Clojure basics: counting frequencies

Question

I am learning Clojure, and I saw this bit of code online:

(count (filter #{42} coll))

And it does, as stated, count occurrences of the number 42 in coll. Is #{42} a function? The Clojure documentation on filter says that it should be, since the snippet works as advertised. I just have no idea how it works. If someone could clarify this for me, that would be great. My own solution to this same thing would have been:

(count (filter #(= %1 42) coll))

How come my filtering function has parenthesis and the snippet I found online has curly braces around the filtering function (#(...) vs. #{...})?

Answer 1

=> #{42}
#{42}

Defines a set...

=> (type #{42})
clojure.lang.PersistentHashSet

=> (supers (type #{42}))
#{clojure.lang.IHashEq java.lang.Object clojure.lang.IFn ...}

Interestingly the set implements IFn so you can treat it like a function. The behaviour of the function is "if this item exists in the set, return it".

=> (#{2 3} 3)
3
=> (#{2 3} 4)
nil

Other collections such as map and vector stand in as functions in a similar fashion, retrieving by key or index as appropriate.

=> ({:x 23 :y 26} :y)
26
=> ([5 7 9] 1)
7

Sweet, no? :-)

Answer 2

Yes, #{42} is a function,

• because it's a set, and sets, amongst other capabilities, are functions: they implement the clojure.lang.IFn interface.
• Applied to any value in the set, they return it; applied to anything else, they return nil.
• So #{42} tests whether its argument is 42 (only nil and false are false, remember).

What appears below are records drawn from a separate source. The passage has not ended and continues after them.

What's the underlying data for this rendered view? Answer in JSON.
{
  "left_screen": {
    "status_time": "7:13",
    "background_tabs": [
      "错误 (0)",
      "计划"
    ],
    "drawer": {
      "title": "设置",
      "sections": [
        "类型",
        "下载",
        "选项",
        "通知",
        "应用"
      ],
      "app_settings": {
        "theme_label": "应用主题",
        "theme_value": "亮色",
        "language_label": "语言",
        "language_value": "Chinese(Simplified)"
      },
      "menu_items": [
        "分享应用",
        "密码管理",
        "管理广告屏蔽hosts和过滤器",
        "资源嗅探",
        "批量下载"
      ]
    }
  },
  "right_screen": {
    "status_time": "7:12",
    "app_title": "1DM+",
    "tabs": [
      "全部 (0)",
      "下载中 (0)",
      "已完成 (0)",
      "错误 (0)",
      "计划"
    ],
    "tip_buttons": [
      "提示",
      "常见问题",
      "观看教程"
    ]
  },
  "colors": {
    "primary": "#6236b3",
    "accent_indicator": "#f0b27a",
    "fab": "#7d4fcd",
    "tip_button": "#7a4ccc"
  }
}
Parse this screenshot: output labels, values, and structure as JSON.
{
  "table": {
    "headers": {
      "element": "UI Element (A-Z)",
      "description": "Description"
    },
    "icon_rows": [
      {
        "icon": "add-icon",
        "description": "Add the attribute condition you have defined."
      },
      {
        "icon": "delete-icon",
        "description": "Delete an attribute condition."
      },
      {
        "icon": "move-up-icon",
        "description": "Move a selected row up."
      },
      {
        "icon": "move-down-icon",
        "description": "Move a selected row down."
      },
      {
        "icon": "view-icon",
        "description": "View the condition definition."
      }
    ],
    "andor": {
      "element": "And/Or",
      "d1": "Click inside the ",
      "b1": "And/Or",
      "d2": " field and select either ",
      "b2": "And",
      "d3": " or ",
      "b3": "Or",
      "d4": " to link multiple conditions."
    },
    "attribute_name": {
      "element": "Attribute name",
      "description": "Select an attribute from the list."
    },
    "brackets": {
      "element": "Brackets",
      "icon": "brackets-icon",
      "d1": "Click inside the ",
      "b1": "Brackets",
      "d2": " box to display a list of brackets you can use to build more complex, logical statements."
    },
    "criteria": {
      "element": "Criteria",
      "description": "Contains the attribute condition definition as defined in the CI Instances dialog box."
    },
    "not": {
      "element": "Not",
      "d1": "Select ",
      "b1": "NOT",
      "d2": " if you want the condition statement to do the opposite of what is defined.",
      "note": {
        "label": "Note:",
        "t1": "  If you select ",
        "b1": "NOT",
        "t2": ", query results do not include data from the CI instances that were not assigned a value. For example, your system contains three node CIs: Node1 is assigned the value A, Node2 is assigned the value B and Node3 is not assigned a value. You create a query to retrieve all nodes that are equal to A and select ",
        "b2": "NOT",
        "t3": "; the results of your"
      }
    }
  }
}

The Clojure way is to make everything a function that might usefully be one:

• Sets work as a test for membership.
• Maps work as key lookup.
• Vectors work as index lookup.
• Keywords work as lookup in the map argument.

This

• often saves you a get,
• allows you, as in the question, to pass naked data structures to higher order functions such as filter and map, and
• in the case of keywords, allows you to move transparently between maps and records for holding your data.